ONE thousand rural businesses will benefit from the first grants under a new government scheme, claim ministers.
The £20m Farming and Forestry Improvement Scheme will turn business plans into reality, said farm minister Jim Paice.
Farmers, foresters and horticulturalists will receive up to £25,000 to invest in green projects and new machinery so their businesses can grow in a more sustainable way.
The Farming and Forestry Improvement Scheme will fund profit-boosting schemes that:
* save energy and reduce carbon emissions;
* reduce dependence on artificial fertilizers through better use of manures;
* improve soil quality;
* improve animal health and welfare;
* save and recycle water; and
* promote woodland management by processing timber more efficiently.

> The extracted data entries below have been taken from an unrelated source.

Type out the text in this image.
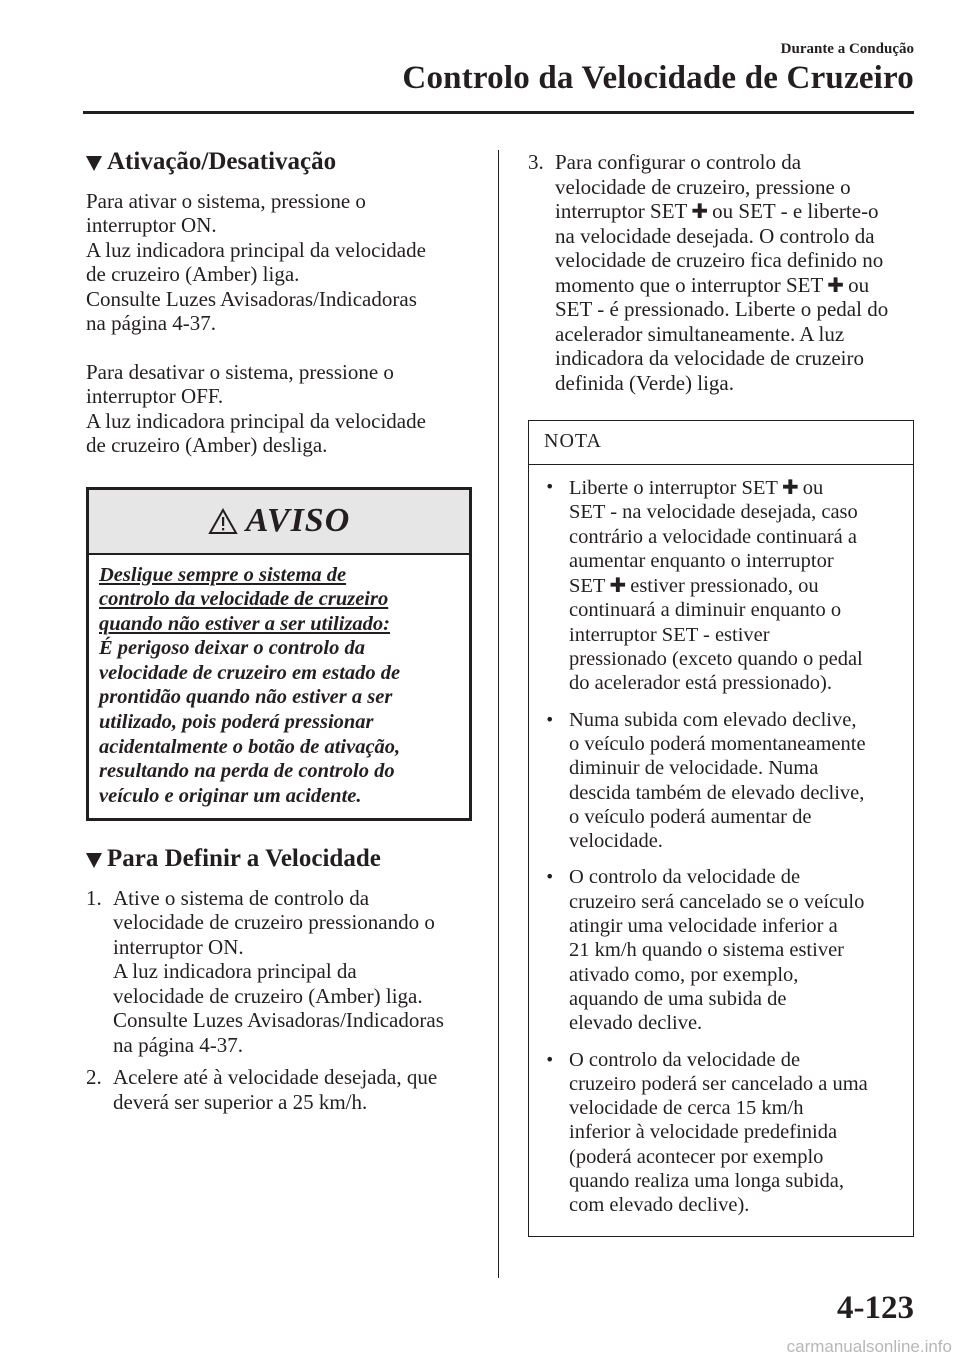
Durante a Condução
Controlo da Velocidade de Cruzeiro
Ativação/Desativação

Para ativar o sistema, pressione o
interruptor ON.
A luz indicadora principal da velocidade
de cruzeiro (Amber) liga.
Consulte Luzes Avisadoras/Indicadoras
na página 4-37.

Para desativar o sistema, pressione o
interruptor OFF.
A luz indicadora principal da velocidade
de cruzeiro (Amber) desliga.

AVISO
Desligue sempre o sistema de
controlo da velocidade de cruzeiro
quando não estiver a ser utilizado:
É perigoso deixar o controlo da
velocidade de cruzeiro em estado de
prontidão quando não estiver a ser
utilizado, pois poderá pressionar
acidentalmente o botão de ativação,
resultando na perda de controlo do
veículo e originar um acidente.
Para Definir a Velocidade
1. Ative o sistema de controlo da
velocidade de cruzeiro pressionando o
interruptor ON.
A luz indicadora principal da
velocidade de cruzeiro (Amber) liga.
Consulte Luzes Avisadoras/Indicadoras
na página 4-37.
2. Acelere até à velocidade desejada, que
deverá ser superior a 25 km/h.
3. Para configurar o controlo da
velocidade de cruzeiro, pressione o
interruptor SET ✚ ou SET - e liberte-o
na velocidade desejada. O controlo da
velocidade de cruzeiro fica definido no
momento que o interruptor SET ✚ ou
SET - é pressionado. Liberte o pedal do
acelerador simultaneamente. A luz
indicadora da velocidade de cruzeiro
definida (Verde) liga.
NOTA
• Liberte o interruptor SET ✚ ou
SET - na velocidade desejada, caso
contrário a velocidade continuará a
aumentar enquanto o interruptor
SET ✚ estiver pressionado, ou
continuará a diminuir enquanto o
interruptor SET - estiver
pressionado (exceto quando o pedal
do acelerador está pressionado).
• Numa subida com elevado declive,
o veículo poderá momentaneamente
diminuir de velocidade. Numa
descida também de elevado declive,
o veículo poderá aumentar de
velocidade.
• O controlo da velocidade de
cruzeiro será cancelado se o veículo
atingir uma velocidade inferior a
21 km/h quando o sistema estiver
ativado como, por exemplo,
aquando de uma subida de
elevado declive.
• O controlo da velocidade de
cruzeiro poderá ser cancelado a uma
velocidade de cerca 15 km/h
inferior à velocidade predefinida
(poderá acontecer por exemplo
quando realiza uma longa subida,
com elevado declive).
4-123
carmanualsonline.info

Mr Paice said: "Grants of thousands of pounds will allow businesses to adopt greener and more efficient ways of working that will protect and improve the environment as well as grow the rural economy."
Over the coming weeks successful applicants from the first round of the Farming and Forestry Improvement Scheme will receive letters to notify them of their success
Further funding will be available through a second round for applications opening in May.

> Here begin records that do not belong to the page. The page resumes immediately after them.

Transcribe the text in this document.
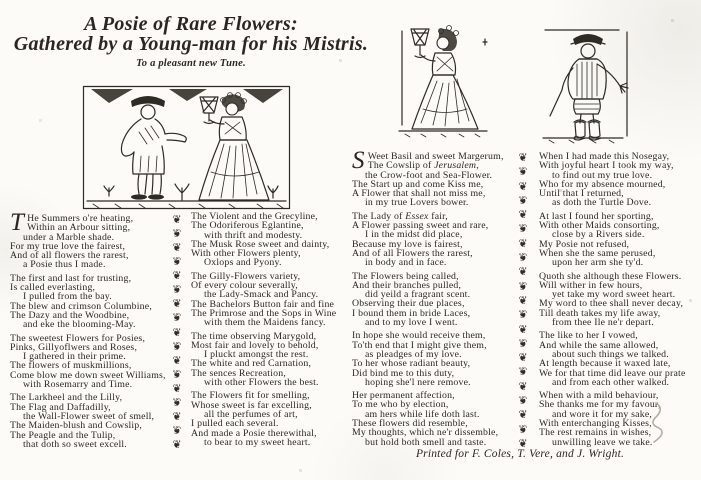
A Posie of Rare Flowers:
Gathered by a Young-man for his Mistris.
To a pleasant new Tune.
❦
❦
❦
❦
❦
❦
❦
❦
❦
❦
❦
❦
❦
❦
❦
❦
❦
❦
❦
❦
❦
❦
❦
❦
❦
❦
❦
❦
❦
❦
❦
❦
❦
❦
❦
❦
❦
❦
T He Summers o're heating,
Within an Arbour sitting,
under a Marble shade.
For my true love the fairest,
And of all flowers the rarest,
a Posie thus I made.
The first and last for trusting,
Is called everlasting,
I pulled from the bay.
The blew and crimson Columbine,
The Dazy and the Woodbine,
and eke the blooming-May.
The sweetest Flowers for Posies,
Pinks, Gillyoflwers and Roses,
I gathered in their prime.
The flowers of muskmillions,
Come blow me down sweet Williams,
with Rosemarry and Time.
The Larkheel and the Lilly,
The Flag and Daffadilly,
the Wall-Flower sweet of smell,
The Maiden-blush and Cowslip,
The Peagle and the Tulip,
that doth so sweet excell.
The Violent and the Grecyline,
The Odoriferous Eglantine,
with thrift and modesty.
The Musk Rose sweet and dainty,
With other Flowers plenty,
Oxlops and Pyony.
The Gilly-Flowers variety,
Of every colour severally,
the Lady-Smack and Pancy.
The Bachelors Button fair and fine
The Primrose and the Sops in Wine
with them the Maidens fancy.
The time observing Marygold,
Most fair and lovely to behold,
I pluckt amongst the rest.
The white and red Carnation,
The sences Recreation,
with other Flowers the best.
The Flowers fit for smelling,
Whose sweet is far excelling,
all the perfumes of art,
I pulled each several.
And made a Posie therewithal,
to bear to my sweet heart.
S Weet Basil and sweet Margerum,
The Cowslip of Jerusalem,
the Crow-foot and Sea-Flower.
The Start up and come Kiss me,
A Flower that shall not miss me,
in my true Lovers bower.
The Lady of Essex fair,
A Flower passing sweet and rare,
I in the midst did place,
Because my love is fairest,
And of all Flowers the rarest,
in body and in face.
The Flowers being called,
And their branches pulled,
did yeild a fragrant scent.
Observing their due places,
I bound them in bride Laces,
and to my love I went.
In hope she would receive them,
To'th end that I might give them,
as pleadges of my love.
To her whose radiant beauty,
Did bind me to this duty,
hoping she'l nere remove.
Her permanent affection,
To me who by election,
am hers while life doth last.
These flowers did resemble,
My thoughts, which ne'r dissemble,
but hold both smell and taste.
When I had made this Nosegay,
With joyful heart I took my way,
to find out my true love.
Who for my absence mourned,
Until that I returned,
as doth the Turtle Dove.
At last I found her sporting,
With other Maids consorting,
close by a Rivers side.
My Posie not refused,
When she the same perused,
upon her arm she ty'd.
Quoth she although these Flowers.
Will wither in few hours,
yet take my word sweet heart.
My word to thee shall never decay,
Till death takes my life away,
from thee Ile ne'r depart.
The like to her I vowed,
And while the same allowed,
about such things we talked.
At length because it waxed late,
We for that time did leave our prate
and from each other walked.
When with a mild behaviour,
She thanks me for my favour,
and wore it for my sake,
With enterchanging Kisses,
The rest remains in wishes,
unwilling leave we take.
Printed for F. Coles, T. Vere, and J. Wright.
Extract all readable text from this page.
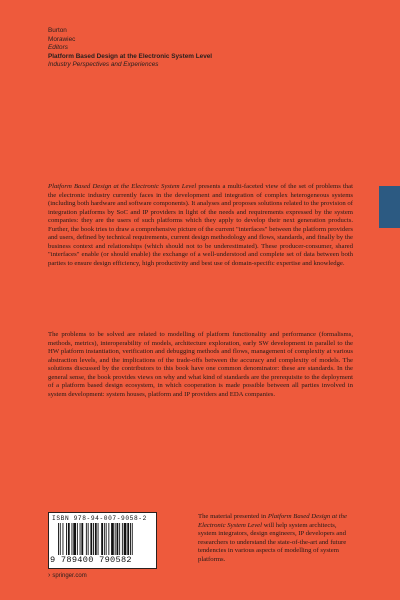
Burton
Morawiec
Editors
Platform Based Design at the Electronic System Level
Industry Perspectives and Experiences

Platform Based Design at the Electronic System Level presents a multi-faceted view of the set of problems that the electronic industry currently faces in the development and integration of complex heterogeneous systems (including both hardware and software components). It analyses and proposes solutions related to the provision of integration platforms by SoC and IP providers in light of the needs and requirements expressed by the system companies: they are the users of such platforms which they apply to develop their next generation products. Further, the book tries to draw a comprehensive picture of the current "interfaces" between the platform providers and users, defined by technical requirements, current design methodology and flows, standards, and finally by the business context and relationships (which should not to be underestimated). These producer-consumer, shared "interfaces" enable (or should enable) the exchange of a well-understood and complete set of data between both parties to ensure design efficiency, high productivity and best use of domain-specific expertise and knowledge.

The problems to be solved are related to modelling of platform functionality and performance (formalisms, methods, metrics), interoperability of models, architecture exploration, early SW development in parallel to the HW platform instantiation, verification and debugging methods and flows, management of complexity at various abstraction levels, and the implications of the trade-offs between the accuracy and complexity of models. The solutions discussed by the contributors to this book have one common denominator: these are standards. In the general sense, the book provides views on why and what kind of standards are the prerequisite to the deployment of a platform based design ecosystem, in which cooperation is made possible between all parties involved in system development: system houses, platform and IP providers and EDA companies.

ISBN 978-94-007-9058-2
9 789400 790582

The material presented in Platform Based Design at the Electronic System Level will help system architects, system integrators, design engineers, IP developers and researchers to understand the state-of-the-art and future tendencies in various aspects of modelling of system platforms.

› springer.com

Grants of £2500-£25,000 will cover 40% of the total cost of projects, with up to 50% funding available for projects in upland areas.

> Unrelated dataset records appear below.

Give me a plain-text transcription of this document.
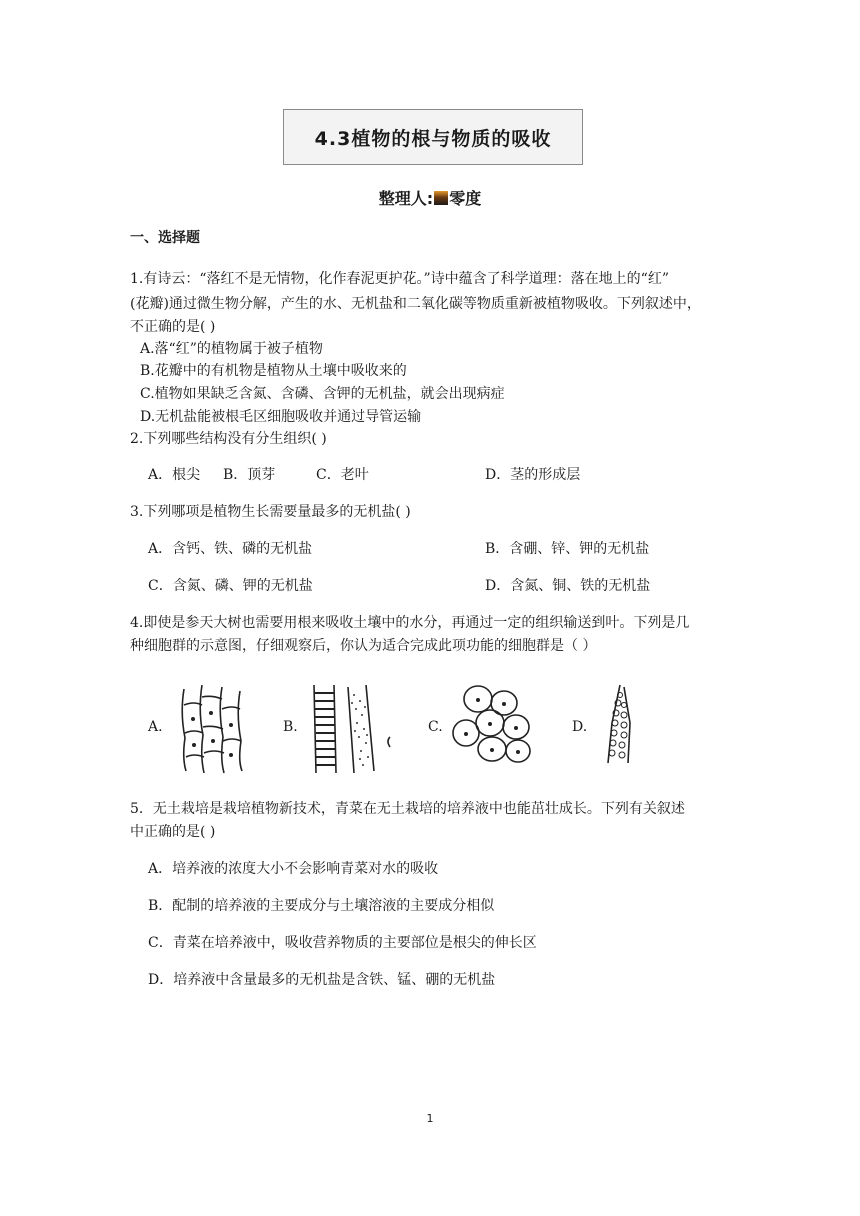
4.3植物的根与物质的吸收
整理人: 零度
一、选择题
1.有诗云：“落红不是无情物，化作春泥更护花。”诗中蕴含了科学道理：落在地上的“红”
(花瓣)通过微生物分解，产生的水、无机盐和二氧化碳等物质重新被植物吸收。下列叙述中，
不正确的是( )
A.落“红”的植物属于被子植物
B.花瓣中的有机物是植物从土壤中吸收来的
C.植物如果缺乏含氮、含磷、含钾的无机盐，就会出现病症
D.无机盐能被根毛区细胞吸收并通过导管运输
2.下列哪些结构没有分生组织( )
A．根尖 B．顶芽	C．老叶	D．茎的形成层
3.下列哪项是植物生长需要量最多的无机盐( )
A．含钙、铁、磷的无机盐	B．含硼、锌、钾的无机盐
C．含氮、磷、钾的无机盐	D．含氮、铜、铁的无机盐
4.即使是参天大树也需要用根来吸收土壤中的水分，再通过一定的组织输送到叶。下列是几
种细胞群的示意图，仔细观察后，你认为适合完成此项功能的细胞群是（ ）
A.	B.	C.	D.
5．无土栽培是栽培植物新技术，青菜在无土栽培的培养液中也能茁壮成长。下列有关叙述
中正确的是( )
A．培养液的浓度大小不会影响青菜对水的吸收
B．配制的培养液的主要成分与土壤溶液的主要成分相似
C．青菜在培养液中，吸收营养物质的主要部位是根尖的伸长区
D．培养液中含量最多的无机盐是含铁、锰、硼的无机盐
1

This scheme is part of Defra's £100m package of investments through the Rural Development Programme for England announced in the Rural Economy Growth Review in November 2011.
The £60m Rural Economy Grant scheme is open for entrepreneurs in rural areas to apply for life-changing grants, which could be worth more than £1m each, to grow their businesses. The new £20m Skills and Knowledge Transfer Network will start delivering training later this year.
Applicants to the Farming and Forestry Improvement Scheme were assessed on their ability to meet one or more of six objectives.
Some grants are available to enable farmers to improve soil quality and reduce their use of artificial fertilisers through better use of farm slurries and manures.
Others will help businesses to reduce or recover energy, saving money and reducing carbon dioxide emissions.
Farmers, foresters and horticulturalists can apply for funding that will help them to save, recycle and reuse rainwater, or to improve the health and welfare of farm animals.
Money will also be invested in new mechanical equipment to process timber more efficiently, giving land owners a financial incentive to manage woodland and improve biodiversity.
The first round of the Farming and Forestry Improvement Scheme closed in late January.